HN seems like an odd place to assume that people only hear about things from the news and aren't engineers themselves.

i am a dev that has to deal with these regulations in my day to day. it is a pain, it is not freeing in any sense, and it makes my models worse.

granted, i think there are good reasons for it, but it does not make my life easier for sure.

Eh, Retention and Deletion are both pain for devs. Not having to care is the happy state.
Disclosure: I'm Co-Founder and CEO of a cloud cost company named https://www.vantage.sh/ - I also used to be on the product management team at AWS and DigitalOcean.

I'm not intentionally trying to shill but this is exactly why people choose to use Vantage. We give them a set of features for automating and understanding what they can do to manage and save on costs. We're also adding multi-cloud support (GCP is in early access, Azure is coming) to be a single pane of glass into cloud costs.

If anyone needs help on this stuff, I really love it. We have a generous free tier and free trial. We also have a Slack community of ~400 people nerding out on cloud costs.

https://www.google.com/search?q=site%3Ahttps%3A%2F%2Fdocs.va...

I gave vantage.sh 5 minutes and did not see anything for S3 that is not already available from the built-in Cost Explorer, Storage Lens, Cost and Usage Reports, and taking 1 hour to study the docs https://docs.aws.amazon.com/AmazonS3/latest/userguide/Bucket...

Most "cloud optimisation" products want to tell you which EC2 instance type to use, but can't actually give actionable advice for S3. Happy to be corrected on this.

Saving people from learning how to use Cost Explorer, Storage Lens, Cost and Usage Reports - and then taking 1 hour to study documentation - sounds to me like a legitimate market opportunity.
Not really. Sometimes you actually have to understand things. If you're so concerned about your billing, someone on your team should probably invest a freaking hour to understand it. If that can't happen, you are just setting yourself up for failure.
I've been learning the ins and outs of the major 3 providers cloud billing setups for the last year, and I'm just getting started. This is not a 1 hour job, but you're right that someone in your team needs to understand it.
At my last job we had a team spend an entire quarter just to help visualize and properly track all of our AWS expenditures. It's a huge job.
its a lot more than an hour, in my experience
We are in process of updating the documentation because you're right that it needs more work. For the record, if you're doing everything on your own via Cost Explorer, Storage Lens and processing CUR you may be set. From what we hear, most folks do not want to deal with processing CUR (or even know what it is) and struggle with Cost Explorer.

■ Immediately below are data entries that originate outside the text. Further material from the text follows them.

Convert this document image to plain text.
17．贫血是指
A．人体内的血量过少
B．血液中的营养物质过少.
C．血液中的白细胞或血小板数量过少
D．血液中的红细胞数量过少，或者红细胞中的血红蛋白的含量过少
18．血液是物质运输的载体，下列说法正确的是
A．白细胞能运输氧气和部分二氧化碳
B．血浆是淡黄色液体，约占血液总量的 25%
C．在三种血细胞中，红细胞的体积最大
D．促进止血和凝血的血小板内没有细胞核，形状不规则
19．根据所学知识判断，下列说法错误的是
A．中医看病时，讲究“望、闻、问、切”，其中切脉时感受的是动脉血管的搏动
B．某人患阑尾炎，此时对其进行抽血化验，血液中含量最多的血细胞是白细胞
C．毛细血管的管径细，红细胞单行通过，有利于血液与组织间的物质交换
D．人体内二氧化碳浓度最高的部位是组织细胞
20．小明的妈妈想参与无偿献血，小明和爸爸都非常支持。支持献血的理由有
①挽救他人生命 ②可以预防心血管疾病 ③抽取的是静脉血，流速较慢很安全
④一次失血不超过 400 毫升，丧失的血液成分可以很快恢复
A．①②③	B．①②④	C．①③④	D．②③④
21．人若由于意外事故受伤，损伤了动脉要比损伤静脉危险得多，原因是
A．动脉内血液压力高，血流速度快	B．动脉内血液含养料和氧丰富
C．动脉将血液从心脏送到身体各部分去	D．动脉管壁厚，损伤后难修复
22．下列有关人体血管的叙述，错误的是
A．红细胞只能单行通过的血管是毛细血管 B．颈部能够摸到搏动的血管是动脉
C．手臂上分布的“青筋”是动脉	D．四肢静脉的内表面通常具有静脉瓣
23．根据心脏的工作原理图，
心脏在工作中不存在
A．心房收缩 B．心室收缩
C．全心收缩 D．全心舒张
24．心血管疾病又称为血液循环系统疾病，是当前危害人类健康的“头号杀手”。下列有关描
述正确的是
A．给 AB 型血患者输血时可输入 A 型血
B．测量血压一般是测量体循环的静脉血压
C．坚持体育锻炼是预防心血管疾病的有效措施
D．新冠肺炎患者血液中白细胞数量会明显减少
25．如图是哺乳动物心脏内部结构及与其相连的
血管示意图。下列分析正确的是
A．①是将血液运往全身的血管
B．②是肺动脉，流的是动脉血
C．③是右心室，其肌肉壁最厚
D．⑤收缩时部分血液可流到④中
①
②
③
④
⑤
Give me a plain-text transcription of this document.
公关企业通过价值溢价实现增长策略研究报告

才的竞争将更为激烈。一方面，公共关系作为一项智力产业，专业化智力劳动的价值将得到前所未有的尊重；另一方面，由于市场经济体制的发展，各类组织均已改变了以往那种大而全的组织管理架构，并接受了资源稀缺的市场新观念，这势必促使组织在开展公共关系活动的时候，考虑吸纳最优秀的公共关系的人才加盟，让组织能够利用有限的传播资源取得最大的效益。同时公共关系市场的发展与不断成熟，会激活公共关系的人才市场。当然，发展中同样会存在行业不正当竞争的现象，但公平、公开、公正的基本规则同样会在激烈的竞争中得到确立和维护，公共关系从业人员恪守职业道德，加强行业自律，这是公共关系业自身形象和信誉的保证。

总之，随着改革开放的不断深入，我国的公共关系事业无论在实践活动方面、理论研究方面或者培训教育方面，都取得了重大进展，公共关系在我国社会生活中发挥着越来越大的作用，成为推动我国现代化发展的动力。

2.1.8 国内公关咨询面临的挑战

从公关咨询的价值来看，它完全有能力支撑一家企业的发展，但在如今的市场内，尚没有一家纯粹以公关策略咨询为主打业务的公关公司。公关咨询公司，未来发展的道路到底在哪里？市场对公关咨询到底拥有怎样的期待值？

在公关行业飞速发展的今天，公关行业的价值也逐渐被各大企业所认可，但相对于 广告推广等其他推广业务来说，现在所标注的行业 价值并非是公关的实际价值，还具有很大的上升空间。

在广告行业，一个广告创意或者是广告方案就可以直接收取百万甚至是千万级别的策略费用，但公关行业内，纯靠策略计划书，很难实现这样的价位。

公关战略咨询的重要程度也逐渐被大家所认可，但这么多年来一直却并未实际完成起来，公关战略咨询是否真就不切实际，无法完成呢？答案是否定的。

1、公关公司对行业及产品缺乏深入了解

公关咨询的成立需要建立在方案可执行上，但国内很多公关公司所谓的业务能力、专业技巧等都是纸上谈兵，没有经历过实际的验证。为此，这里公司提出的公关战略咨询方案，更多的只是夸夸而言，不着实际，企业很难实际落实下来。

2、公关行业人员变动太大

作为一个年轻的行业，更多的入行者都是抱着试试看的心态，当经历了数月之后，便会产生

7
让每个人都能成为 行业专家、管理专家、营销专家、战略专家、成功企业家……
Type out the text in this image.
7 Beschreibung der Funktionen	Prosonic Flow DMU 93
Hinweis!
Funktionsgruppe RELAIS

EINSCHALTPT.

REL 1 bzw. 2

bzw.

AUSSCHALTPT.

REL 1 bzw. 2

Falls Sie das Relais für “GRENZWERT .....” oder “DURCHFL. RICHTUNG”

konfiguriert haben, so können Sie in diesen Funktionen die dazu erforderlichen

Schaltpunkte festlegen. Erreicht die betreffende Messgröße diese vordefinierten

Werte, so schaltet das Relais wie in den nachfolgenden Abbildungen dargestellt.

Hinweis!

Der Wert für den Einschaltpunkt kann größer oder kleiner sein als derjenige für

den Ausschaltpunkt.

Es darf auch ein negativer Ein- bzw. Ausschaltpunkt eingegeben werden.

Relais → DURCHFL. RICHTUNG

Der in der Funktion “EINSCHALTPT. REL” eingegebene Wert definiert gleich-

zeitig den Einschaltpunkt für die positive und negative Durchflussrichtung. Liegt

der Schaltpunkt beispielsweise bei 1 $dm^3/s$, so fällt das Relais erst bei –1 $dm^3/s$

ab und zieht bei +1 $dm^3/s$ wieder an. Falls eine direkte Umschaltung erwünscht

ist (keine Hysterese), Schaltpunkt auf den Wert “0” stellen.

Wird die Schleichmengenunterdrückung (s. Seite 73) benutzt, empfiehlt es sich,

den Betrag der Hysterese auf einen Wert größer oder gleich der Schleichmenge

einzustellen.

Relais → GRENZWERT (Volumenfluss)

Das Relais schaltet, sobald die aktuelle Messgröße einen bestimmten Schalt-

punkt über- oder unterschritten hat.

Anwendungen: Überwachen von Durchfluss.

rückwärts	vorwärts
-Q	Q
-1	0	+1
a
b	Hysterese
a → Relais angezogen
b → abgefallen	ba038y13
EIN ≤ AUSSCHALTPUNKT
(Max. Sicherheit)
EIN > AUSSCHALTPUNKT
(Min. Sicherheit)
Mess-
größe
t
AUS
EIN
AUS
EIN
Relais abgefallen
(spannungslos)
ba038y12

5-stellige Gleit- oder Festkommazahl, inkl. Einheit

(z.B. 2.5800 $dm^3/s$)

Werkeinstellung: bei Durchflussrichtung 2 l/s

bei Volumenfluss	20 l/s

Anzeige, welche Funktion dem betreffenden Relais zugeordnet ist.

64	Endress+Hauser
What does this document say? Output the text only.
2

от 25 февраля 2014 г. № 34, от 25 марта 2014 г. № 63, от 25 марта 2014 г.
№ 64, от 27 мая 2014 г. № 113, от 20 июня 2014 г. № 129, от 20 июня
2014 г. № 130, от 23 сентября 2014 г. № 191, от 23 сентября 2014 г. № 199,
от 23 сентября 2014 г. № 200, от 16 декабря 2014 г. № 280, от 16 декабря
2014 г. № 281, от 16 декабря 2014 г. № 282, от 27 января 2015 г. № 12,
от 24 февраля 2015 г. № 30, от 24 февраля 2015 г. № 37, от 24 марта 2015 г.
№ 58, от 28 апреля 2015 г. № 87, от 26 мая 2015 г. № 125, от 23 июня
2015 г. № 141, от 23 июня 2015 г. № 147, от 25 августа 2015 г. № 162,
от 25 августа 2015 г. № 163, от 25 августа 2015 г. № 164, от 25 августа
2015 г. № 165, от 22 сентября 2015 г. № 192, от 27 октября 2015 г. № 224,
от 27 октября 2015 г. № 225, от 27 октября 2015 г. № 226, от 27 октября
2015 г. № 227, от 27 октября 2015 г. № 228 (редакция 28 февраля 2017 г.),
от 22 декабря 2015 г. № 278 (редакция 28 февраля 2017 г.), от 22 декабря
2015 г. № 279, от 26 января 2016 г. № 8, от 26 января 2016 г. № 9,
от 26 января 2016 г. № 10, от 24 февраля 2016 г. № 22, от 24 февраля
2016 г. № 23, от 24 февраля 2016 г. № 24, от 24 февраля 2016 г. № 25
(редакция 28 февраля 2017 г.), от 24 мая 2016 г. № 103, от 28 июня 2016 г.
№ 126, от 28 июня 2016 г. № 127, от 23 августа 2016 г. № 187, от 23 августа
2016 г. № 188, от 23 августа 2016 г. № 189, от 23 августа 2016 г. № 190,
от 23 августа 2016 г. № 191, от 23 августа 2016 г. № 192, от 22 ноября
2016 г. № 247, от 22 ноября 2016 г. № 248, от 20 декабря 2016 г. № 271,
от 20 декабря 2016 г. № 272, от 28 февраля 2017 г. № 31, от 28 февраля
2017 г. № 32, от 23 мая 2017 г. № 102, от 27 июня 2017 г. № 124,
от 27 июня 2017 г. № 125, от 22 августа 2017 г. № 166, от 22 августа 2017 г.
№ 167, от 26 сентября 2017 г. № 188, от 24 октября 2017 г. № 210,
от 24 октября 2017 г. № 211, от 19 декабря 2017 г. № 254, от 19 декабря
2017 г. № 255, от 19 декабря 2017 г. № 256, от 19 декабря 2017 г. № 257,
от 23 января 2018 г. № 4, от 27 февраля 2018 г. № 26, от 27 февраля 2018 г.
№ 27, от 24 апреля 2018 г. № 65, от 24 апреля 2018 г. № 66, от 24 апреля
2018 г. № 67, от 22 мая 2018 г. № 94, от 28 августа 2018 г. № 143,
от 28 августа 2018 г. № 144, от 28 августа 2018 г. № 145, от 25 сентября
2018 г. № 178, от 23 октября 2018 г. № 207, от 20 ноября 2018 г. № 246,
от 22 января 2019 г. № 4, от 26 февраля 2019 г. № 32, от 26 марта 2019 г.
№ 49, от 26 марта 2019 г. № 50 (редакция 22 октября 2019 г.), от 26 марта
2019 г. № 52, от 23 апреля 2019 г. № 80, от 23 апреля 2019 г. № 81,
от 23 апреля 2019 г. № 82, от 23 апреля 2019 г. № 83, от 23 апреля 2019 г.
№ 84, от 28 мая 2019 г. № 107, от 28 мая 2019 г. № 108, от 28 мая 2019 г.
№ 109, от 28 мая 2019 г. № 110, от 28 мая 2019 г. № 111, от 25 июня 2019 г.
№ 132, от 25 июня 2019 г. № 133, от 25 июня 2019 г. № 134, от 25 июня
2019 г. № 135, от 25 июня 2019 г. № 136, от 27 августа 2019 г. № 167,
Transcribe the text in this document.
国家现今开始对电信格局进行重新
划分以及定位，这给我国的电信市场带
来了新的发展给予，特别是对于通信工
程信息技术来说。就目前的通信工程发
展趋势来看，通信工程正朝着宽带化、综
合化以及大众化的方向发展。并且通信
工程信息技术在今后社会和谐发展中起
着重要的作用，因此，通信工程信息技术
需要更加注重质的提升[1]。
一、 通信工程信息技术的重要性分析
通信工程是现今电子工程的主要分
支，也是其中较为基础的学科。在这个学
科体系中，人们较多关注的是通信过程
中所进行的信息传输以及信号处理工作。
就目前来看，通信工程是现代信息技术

Vantage automates everything you just mentioned to allow you to make quicker decisions. Here's a screenshot of what we do on a S3 Bucket basis: https://s3.amazonaws.com/assets.vantage.sh/www/s3_example.pn...

We'll profile storage classes and the number of objects, tell you the exact cost of turning on things like intelligent tiering and how much that will cost with specific potential savings. This is all done out of the box, automatically - and we profile List/Describe APIs to always discover newly created S3 Buckets.

From speaking with hundreds of customers, I can also assure you that at a certain scale, billing does not take an hour...there are entire teams built around this at larger companies.

Vantage is a seriously awesome product. We love it at PlanetScale. Obviously being a cloud product things can get pricy and so Vantage is essential.
I love vantage. Thank you for making it.
I work on a team the computes bills, shoot me a slack invite and perhaps I can offer insight.
Are you multi-cloud because your customers need you to be multi-cloud?
Yes, geographically diverse customers who prefer different cloud platforms.
I host stuff on AWS, but I am pretty sure that hosting on my own server or a server a IT service provider maintains is much cheaper.
Did you include maintenance, patching and machine upgrades? Cause likely it’s not.